El trabajo con el lenguaje, de hecho, cobra en el conjunto un lugar singular, evidente en esa lúdica verborragia que nombra o adjetiva casi compulsivamente, tal el siguiente pasaje: “Los médicos se perdieron en diagnósticos fantásticos: hablaron de acedia, astenia, histerismo, neurastenia, melancolía, mal du siècle, spleen, fractura de la volición, humores aguados, romanticismo exacerbado, anemia espiritual, corazón débil...”. Ese recurso de la acumulación, digamos, colabora con el pulso vitalísimo, febril casi, de estas páginas que parecen escritas bajo un arrebato de inspiración que la autora, por cierto, no desmiente. Todo lo contrario, ya en las advertencias al lector, Mántaras se refiere al “parto súbito” que dio nacimiento a este libro el viernes 24 de febrero de 1995, episodio casi epifánico que recuerda a esos otros célebres nacimientos literarios, tal el de aquel 8 de marzo de 1914 en el que Pessoa concibe su primer heterónimo. La anécdota, en todo caso, colabora con esa suerte de entrada final a la literatura que, como observa Ana Inés Larre Borges en el prólogo, parece realizar Mántaras con esta novela primera y a la vez póstuma, luego de toda una vida dedicada a los estudios literarios.
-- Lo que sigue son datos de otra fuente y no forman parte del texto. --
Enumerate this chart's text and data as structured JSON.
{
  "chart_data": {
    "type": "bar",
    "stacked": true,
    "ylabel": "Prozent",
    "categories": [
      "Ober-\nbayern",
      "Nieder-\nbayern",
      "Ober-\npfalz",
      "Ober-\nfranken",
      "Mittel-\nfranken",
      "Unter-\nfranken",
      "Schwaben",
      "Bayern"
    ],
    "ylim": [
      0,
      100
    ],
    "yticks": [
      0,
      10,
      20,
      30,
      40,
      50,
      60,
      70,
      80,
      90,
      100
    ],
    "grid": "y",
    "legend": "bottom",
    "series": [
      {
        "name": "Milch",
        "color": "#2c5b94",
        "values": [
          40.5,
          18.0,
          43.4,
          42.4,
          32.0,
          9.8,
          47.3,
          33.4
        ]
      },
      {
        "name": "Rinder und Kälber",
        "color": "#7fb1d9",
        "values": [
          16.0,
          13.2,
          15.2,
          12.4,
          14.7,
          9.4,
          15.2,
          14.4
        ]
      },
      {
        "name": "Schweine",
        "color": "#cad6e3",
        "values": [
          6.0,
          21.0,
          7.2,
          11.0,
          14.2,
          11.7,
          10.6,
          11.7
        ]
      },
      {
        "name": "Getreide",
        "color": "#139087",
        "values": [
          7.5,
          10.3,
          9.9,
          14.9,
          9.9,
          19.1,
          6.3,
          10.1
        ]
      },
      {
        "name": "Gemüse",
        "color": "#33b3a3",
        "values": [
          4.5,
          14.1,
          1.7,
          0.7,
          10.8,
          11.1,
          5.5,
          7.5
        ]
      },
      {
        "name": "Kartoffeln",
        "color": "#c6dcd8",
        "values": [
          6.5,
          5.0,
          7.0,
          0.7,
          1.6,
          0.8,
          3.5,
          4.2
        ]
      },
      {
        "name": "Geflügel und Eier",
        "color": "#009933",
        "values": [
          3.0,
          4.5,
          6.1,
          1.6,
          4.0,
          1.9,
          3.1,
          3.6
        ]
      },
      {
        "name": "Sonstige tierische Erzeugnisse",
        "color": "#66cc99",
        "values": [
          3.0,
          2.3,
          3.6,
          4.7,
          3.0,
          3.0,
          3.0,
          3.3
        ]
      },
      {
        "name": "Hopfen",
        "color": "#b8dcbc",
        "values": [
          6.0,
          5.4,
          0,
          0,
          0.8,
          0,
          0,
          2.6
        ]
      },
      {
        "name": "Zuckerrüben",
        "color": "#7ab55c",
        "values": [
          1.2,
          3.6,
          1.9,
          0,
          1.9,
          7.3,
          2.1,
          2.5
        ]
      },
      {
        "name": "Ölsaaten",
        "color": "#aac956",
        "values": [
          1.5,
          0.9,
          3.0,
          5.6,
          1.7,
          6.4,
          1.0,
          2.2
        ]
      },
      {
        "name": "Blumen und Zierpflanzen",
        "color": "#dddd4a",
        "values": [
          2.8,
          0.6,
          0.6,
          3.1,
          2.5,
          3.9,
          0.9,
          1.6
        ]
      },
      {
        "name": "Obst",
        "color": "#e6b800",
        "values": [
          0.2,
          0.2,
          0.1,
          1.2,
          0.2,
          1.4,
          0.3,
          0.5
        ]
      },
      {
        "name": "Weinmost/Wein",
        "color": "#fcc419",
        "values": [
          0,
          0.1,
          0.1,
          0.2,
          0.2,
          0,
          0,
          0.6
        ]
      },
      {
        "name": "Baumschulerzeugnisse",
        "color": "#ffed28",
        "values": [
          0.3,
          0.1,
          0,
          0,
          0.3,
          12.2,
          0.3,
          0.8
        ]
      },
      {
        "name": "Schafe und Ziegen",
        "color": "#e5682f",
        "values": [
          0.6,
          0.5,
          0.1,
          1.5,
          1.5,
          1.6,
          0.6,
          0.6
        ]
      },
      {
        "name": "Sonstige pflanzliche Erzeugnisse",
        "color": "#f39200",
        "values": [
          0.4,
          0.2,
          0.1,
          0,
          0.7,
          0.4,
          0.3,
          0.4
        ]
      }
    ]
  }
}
Siendo un libro audaz y erudito, esta novela también es ambiciosa, voraz en su pulsión de totalidad. Caben, en su trama, la complejidad de un incesto, acontecimientos de estricto anclaje histórico (Eduarda es prima del presidente Prudencio Berro, y por allí se cuela alguna referencia al día de los cuchillos largos), lugares de la ciudad que se resignifican inevitablemente al entrar en la ficción (el Solís, la iglesia de la Aguada, el Museo Romántico y sus fantasmas, antigua residencia de Edward), reivindicaciones del legado cultural indígena (el más elocuente Paraná-Guazú de los guaraníes, es decir, “río-grande-como-mar”, que el impuesto Río de la Plata de los españoles), apuntes metaliterarios (Hudson “es muchísimo más sabio y acierta más certero que el grande, pero errado y muy dañino, Facundo de Sarmiento”), y hasta una entrevista de Afrodita con el dios cristiano para tratar asuntos culturales y políticos. Una complejidad, pues, que trasciende el seguro mojón de esta novela en el mapa de nuestra erótica oriental.
Amores prohibidos. De Graciela Mántaras Loedel. Montevideo, Planeta, 2022. 327 páginas.